Es ist also gelungen, den historischen Charakter des Bauernhauses zu bewahren. Das Haus-im-Haus-Prinzip ermöglicht es, dass sich das Äussere der bestehenden Grundsubstanz unterordnet. Genauso ist der Charme der alten Bauernstuben erhalten geblieben. Man hat jedoch nicht versucht, krampfhaft auf alt zu machen, sondern steht innerhalb des Gebäudes zu den neuen Elementen. Verteilt auf vier Stockwerke sind so fünf Wohnungen entstanden, die elegant die Annehmlichkeiten modernen Wohnens mit dem Charme vergangener Zeiten verbinden.
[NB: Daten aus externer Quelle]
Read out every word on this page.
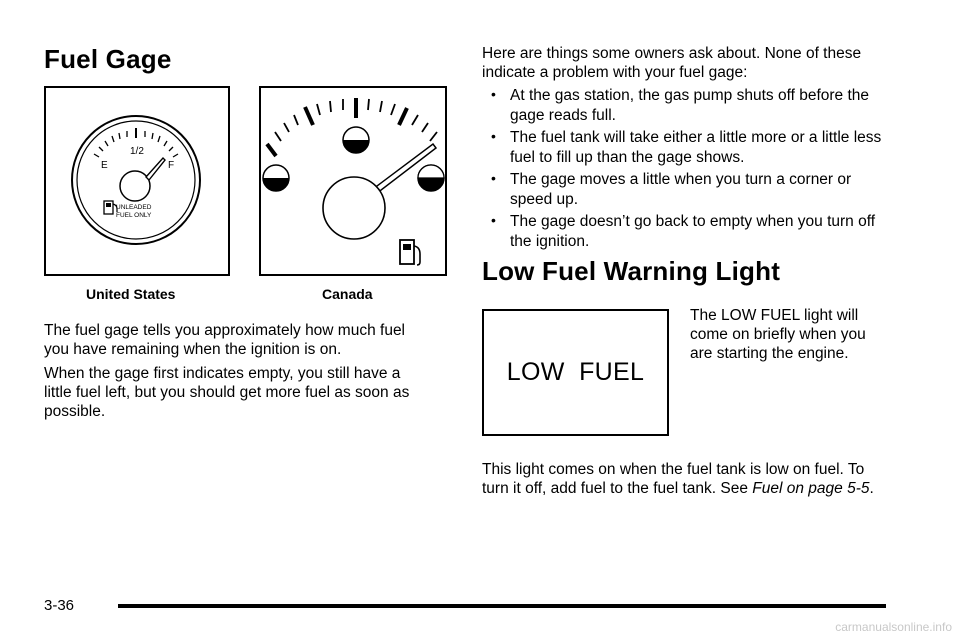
Fuel Gage
E
1/2
F
UNLEADED
FUEL ONLY
United States	Canada
The fuel gage tells you approximately how much fuel you have remaining when the ignition is on.
When the gage first indicates empty, you still have a little fuel left, but you should get more fuel as soon as possible.
Here are things some owners ask about. None of these indicate a problem with your fuel gage:
• At the gas station, the gas pump shuts off before the gage reads full.
• The fuel tank will take either a little more or a little less fuel to fill up than the gage shows.
• The gage moves a little when you turn a corner or speed up.
• The gage doesn’t go back to empty when you turn off the ignition.
Low Fuel Warning Light
LOW  FUEL
The LOW FUEL light will come on briefly when you are starting the engine.
This light comes on when the fuel tank is low on fuel. To turn it off, add fuel to the fuel tank. See Fuel on page 5-5.
3-36
carmanualsonline.info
Neben all diesen architektonischen und bautechnischen Aspekten gab es beim Schlüsselmattengut einen sozialen Aspekt, dem die brügger architekten ag beim Umbau Rechnung trug. Denn zusammen mit den umliegenden Gebäuden bildet das Schlüsselmattengut gerade für Kinder einen Berührungspunkt mit der Landwirtschaft. An ihm führt der Weg zum Schulhaus Räumli vorbei, und viele Kinder passieren jeden Tag das Anwesen. Gleich gegenüber des Guts steht ein Stall, in dem ein Bauer aus Hondrich seine Kühe hält, wenn sie nicht im Sommer auf der Alp sind. Weiter findet man einen alten Brunnen, der behutsam renoviert wurde. Beim Schlüsselmattengut selbst wurde ein Grossteil des Ökonomieteils beibehalten, der auch nach wie vor landwirtschaftlich genutzt wird. Darin befindet sich unter anderem ein Pferdestall, und auch die Rebbaugenossenschaft hat dort ein Lager. Die Kinder treffen um das Gebäude also auf Tiere – manchmal können sie sogar ein Kalb streicheln –, atmen den Duft der Landwirtschaft und spielen mit dem Wasser im Brunnen. Diese Möglichkeiten, mit der bäuerlichen Welt in Kontakt zu treten und sich nebenbei noch miteinander auszutauschen, stellen ein wichtiges soziales Element für die Kinder aus der Umgebung dar.